Zhang, C. and Wang, Q. and Lu, P. and Ge, Y. and Atkinson, P.M. (2021) Fast and Slow Changes Constrained Spatio-temporal Subpixel Mapping. IEEE Transactions on Geoscience and Remote Sensing. ISSN 0196-2892
Final.pdf - Accepted Version
Available under License Creative Commons Attribution-NonCommercial.
Download (3MB)
Abstract
Subpixel mapping (SPM) is a technique to tackle the mixed pixel problem and produce land cover and land use (LCLU) maps at a finer spatial resolution than the original coarse data. However, uncertainty exists unavoidably in SPM, which is an ill-posed downscaling problem. Spatio-temporal SPM methods have been proposed to deal with this uncertainty, but current methods fail to explore fully the information in the time-series images, especially more rapid changes over a short-time interval. In this paper, a fast and slow changes constrained spatio-temporal subpixel mapping (FSSTSPM) method is proposed to account for fast LCLU changes over a short-time interval and slow changes over a long-time interval.
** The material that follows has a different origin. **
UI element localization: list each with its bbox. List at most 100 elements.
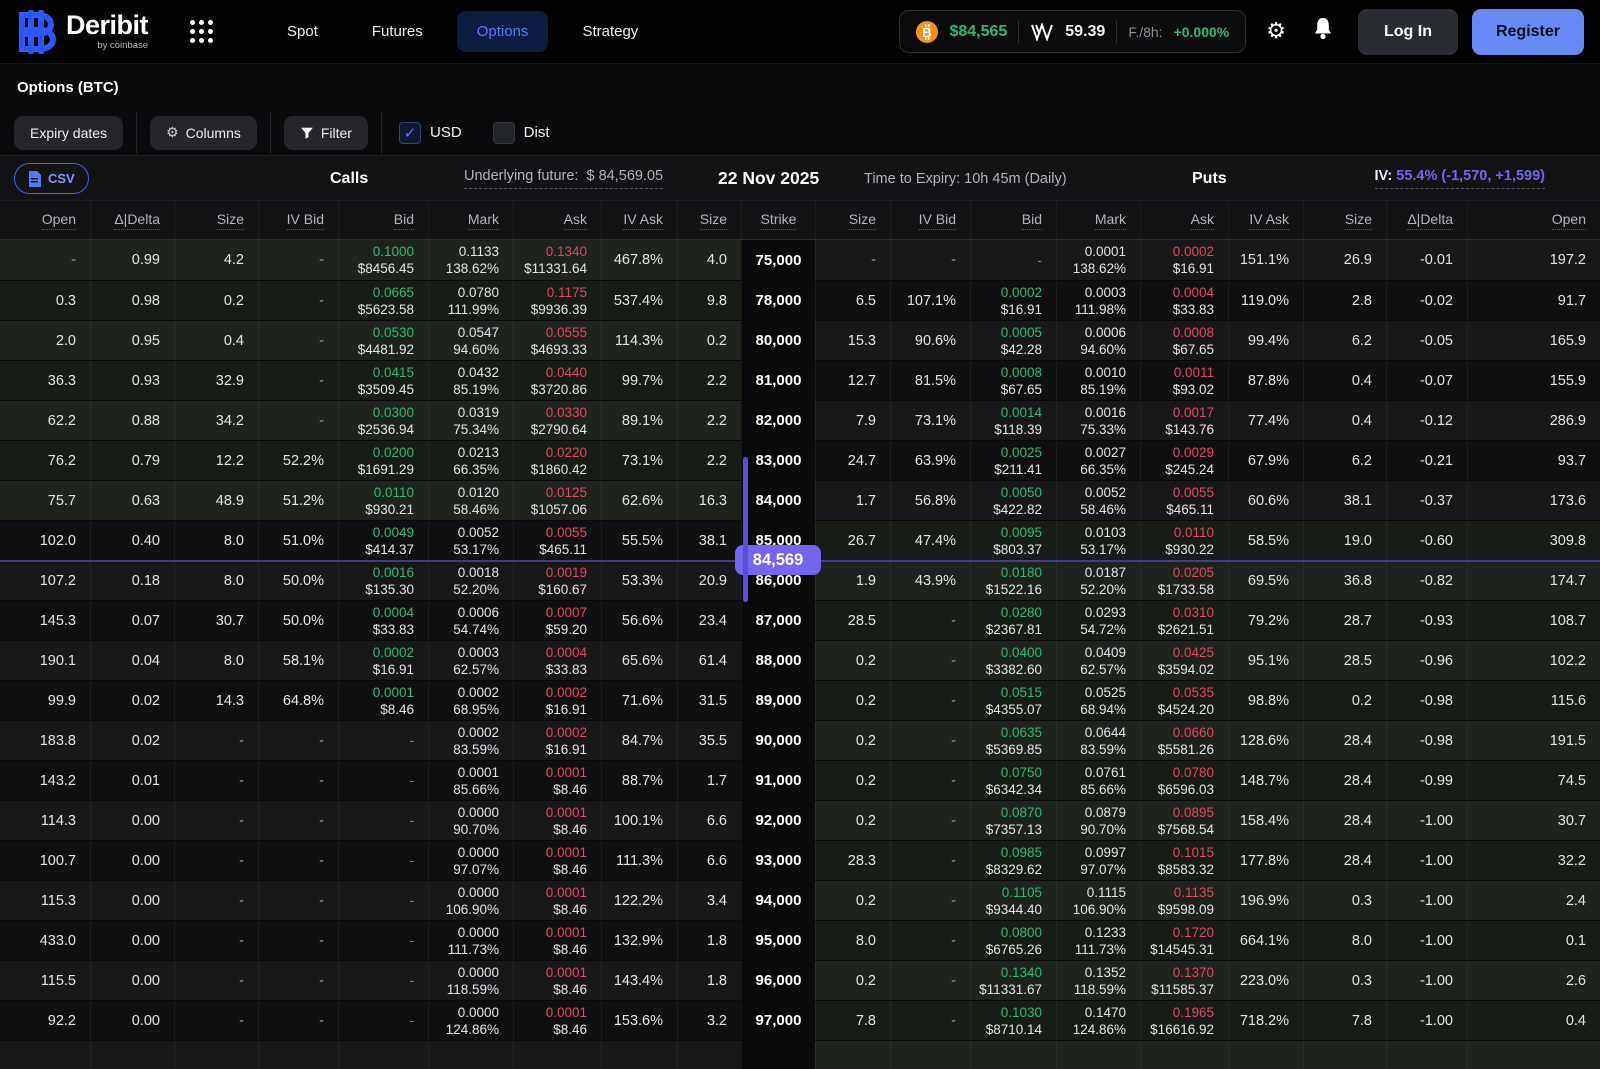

Namely, both fast and slow change-based temporal constraints are proposed and incorporated simultaneously into the FSSTSPM to increase the accuracy of SPM. The proposed FSSTSPM method was validated using two synthetic datasets with various proportion errors. It was also applied to oil-spill mapping using a real PlanetScope-Sentinel-2 dataset and Amazon deforestation mapping using a real Landsat-MODIS dataset. The results demonstrate the superiority of FSSTSPM. Moreover, the advantage of FSSTSPM is more obvious with an increase in proportion errors. The concepts of the fast and slow changes, together with the derived temporal constraints, provide a new insight to enhance SPM by taking fuller advantage of the temporal information in the available time-series images.